I need this column to be renamed as DEFECTS
and be turned to integers:
The function arff_loader is the following:
def arff_loader(DATA_PATH, file_name):
data = loader.load_file(DATA_PATH + file_name)
data.class_is_last()
return data
You can achieve this by creating a short filter pipeline:
For renaming the attribute, you can use the RenameAttribute filter.
For turning the numeric attribute into an indicator attribute, you can use the MathExpression filter.
For combining multiple filters, use MultiFilter.

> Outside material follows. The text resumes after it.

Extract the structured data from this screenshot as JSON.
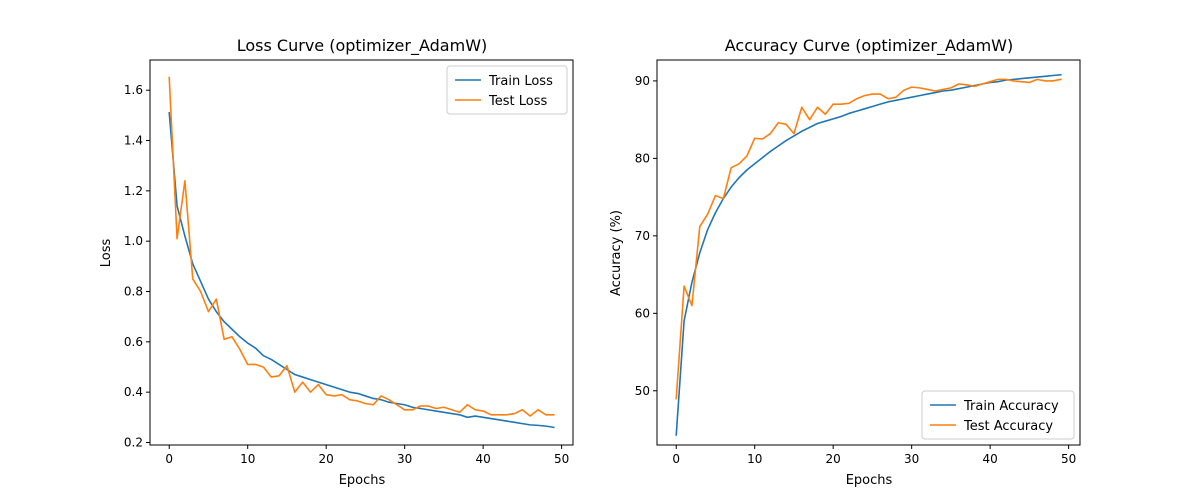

Assuming an input file like:
@relation defects
@attribute x1 numeric
@attribute x2 numeric
@attribute NUMDEFECTS numeric
@data
0,1,12.0
1,1,25.1
0,0,5.0
1,0,0.0
-1,0,-10.0
You can apply this python-weka-wrapper3 code:
import weka.core.jvm as jvm
from weka.core.converters import load_any_file
from weka.filters import Filter, MultiFilter
jvm.start()
# load data
data = load_any_file("./defects.arff")
# rename
rename = Filter(classname="weka.filters.unsupervised.attribute.RenameAttribute",
options=["-find", "NUMDEFECTS", "-replace", "DEFECTS"])
# float -> indicator
# NB: class attribute must unset for this filter to work!
indicator = Filter(classname="weka.filters.unsupervised.attribute.MathExpression",
options=["-E", "ifelse(A < 0, 1, ifelse(A > 0, 1, 0))", "-R", "last", "-V"])
multi = MultiFilter()
multi.filters = [rename, indicator]
multi.inputformat(data)
filtered = multi.filter(data)
filtered.relationname = data.relationname
print(filtered)
jvm.stop()
And you will get something like this:
@relation defects
@attribute x1 numeric
@attribute x2 numeric
@attribute DEFECTS numeric
@data
0,1,1
1,1,1
0,0,1
1,0,0
-1,0,1
Once you have obtained the filtered data, you can set the class attribute and return it in your arff_loader
method.